Abstract

Despite decades of research, we still lack a detailed quantitative understanding of the way quantum chromodynamics (QCD) generates the spectrum of hadrons. Precise experimental studies of the hadron excitation spectrum and the dynamics of hadrons help to improve models and to test effective theories and lattice QCD simulations. In addition, QCD seems to allow hadrons beyond the three-quark and quark–antiquark configurations of the constituent-quark model. These so-called exotic hadrons contain additional constituent (anti)quarks or excited gluonic fields that contribute to the quantum numbers of the hadron. Hadron spectroscopy is currently one of the most active fields of research in hadron physics.

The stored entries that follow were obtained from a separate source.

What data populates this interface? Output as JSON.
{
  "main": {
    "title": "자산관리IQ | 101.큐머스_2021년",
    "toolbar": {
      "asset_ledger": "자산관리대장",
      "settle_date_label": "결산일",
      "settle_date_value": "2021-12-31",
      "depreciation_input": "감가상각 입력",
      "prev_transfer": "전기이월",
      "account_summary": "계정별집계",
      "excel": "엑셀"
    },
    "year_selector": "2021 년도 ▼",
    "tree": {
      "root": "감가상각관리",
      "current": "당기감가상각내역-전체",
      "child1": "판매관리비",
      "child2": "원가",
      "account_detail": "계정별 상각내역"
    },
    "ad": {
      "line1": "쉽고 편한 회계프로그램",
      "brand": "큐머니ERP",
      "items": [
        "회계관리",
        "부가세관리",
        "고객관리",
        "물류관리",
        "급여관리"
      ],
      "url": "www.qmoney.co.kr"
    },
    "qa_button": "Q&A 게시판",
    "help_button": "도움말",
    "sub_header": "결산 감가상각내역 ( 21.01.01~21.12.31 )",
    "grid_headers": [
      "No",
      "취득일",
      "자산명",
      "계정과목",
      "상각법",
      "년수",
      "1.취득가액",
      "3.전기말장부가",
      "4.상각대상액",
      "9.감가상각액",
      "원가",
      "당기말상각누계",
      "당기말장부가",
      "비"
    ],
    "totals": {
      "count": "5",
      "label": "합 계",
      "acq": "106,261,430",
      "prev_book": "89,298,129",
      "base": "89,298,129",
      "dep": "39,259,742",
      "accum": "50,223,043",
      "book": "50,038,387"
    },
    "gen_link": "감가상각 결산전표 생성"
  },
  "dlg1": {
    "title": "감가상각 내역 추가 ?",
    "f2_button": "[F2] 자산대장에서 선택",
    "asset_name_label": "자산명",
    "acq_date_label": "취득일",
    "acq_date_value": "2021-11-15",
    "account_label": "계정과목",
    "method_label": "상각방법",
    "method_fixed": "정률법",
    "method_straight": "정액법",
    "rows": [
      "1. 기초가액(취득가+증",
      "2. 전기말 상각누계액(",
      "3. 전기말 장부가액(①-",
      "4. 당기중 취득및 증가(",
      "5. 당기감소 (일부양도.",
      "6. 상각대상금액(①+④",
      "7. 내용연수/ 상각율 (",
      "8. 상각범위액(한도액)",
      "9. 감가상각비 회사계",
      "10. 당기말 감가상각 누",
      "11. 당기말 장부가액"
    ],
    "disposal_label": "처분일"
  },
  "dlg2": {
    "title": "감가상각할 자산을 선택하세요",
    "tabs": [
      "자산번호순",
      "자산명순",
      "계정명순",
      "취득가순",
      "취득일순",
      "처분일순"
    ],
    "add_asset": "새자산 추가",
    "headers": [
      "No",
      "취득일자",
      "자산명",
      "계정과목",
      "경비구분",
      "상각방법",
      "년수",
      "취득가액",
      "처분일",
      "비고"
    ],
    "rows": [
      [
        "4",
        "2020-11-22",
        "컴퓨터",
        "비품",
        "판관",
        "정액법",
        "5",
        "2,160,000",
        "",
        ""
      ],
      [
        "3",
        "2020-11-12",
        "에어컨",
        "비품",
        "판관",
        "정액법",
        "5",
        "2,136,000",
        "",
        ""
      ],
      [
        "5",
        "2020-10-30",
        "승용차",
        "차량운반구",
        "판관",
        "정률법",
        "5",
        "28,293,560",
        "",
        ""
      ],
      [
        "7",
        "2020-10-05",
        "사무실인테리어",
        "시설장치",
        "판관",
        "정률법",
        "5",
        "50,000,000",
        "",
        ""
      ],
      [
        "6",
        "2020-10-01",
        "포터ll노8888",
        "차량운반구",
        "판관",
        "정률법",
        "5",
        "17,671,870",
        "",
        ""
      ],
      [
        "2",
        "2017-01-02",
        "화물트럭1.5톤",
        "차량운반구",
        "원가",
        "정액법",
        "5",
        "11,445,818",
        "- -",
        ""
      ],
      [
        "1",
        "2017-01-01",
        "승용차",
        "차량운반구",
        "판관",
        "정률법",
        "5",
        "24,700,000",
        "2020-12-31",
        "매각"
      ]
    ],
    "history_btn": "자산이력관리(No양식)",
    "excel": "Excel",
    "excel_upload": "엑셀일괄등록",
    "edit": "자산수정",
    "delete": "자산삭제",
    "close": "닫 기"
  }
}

The COMPASS experiment at the CERN SPS is studying the excitation spectrum of light mesons, which are composed of up, down, and strange quarks. The excited mesons are produced via the strong interaction, i.e. by Pomeron exchange, by scattering a 190GeV/c pion beam off proton or nuclear targets. On heavy nuclear targets, in addition the electromagnetic interaction contributes in the form of quasi-real photon exchange at very low four-momentum transfer squared. COMPASS has performed the most comprehensive analyses to date of isovector resonances decaying into ηπ, η′π, or π−π−π+ final states. In this review, we give a general and pedagogical introduction into scattering theory and the employed partial-wave analysis techniques. We also describe novel methods developed for the high-precision COMPASS data. The COMPASS results are summarized and compared to previous measurements. In addition, we discuss possible signals for exotic mesons and conclude that COMPASS data provide solid evidence for the existence of the manifestly exotic π1(1600), which has quantum numbers forbidden for a quark-model state, and of the a1(1420), which does not fit into the quark-model spectrum. By isolating the contributions from quasi-real photon exchange, COMPASS has measured the radiative widths of the a2(1320) and, for the first time, that of the π2(1670) and has tested predictions of chiral perturbation theory for the process π−+γ→π−π−π+.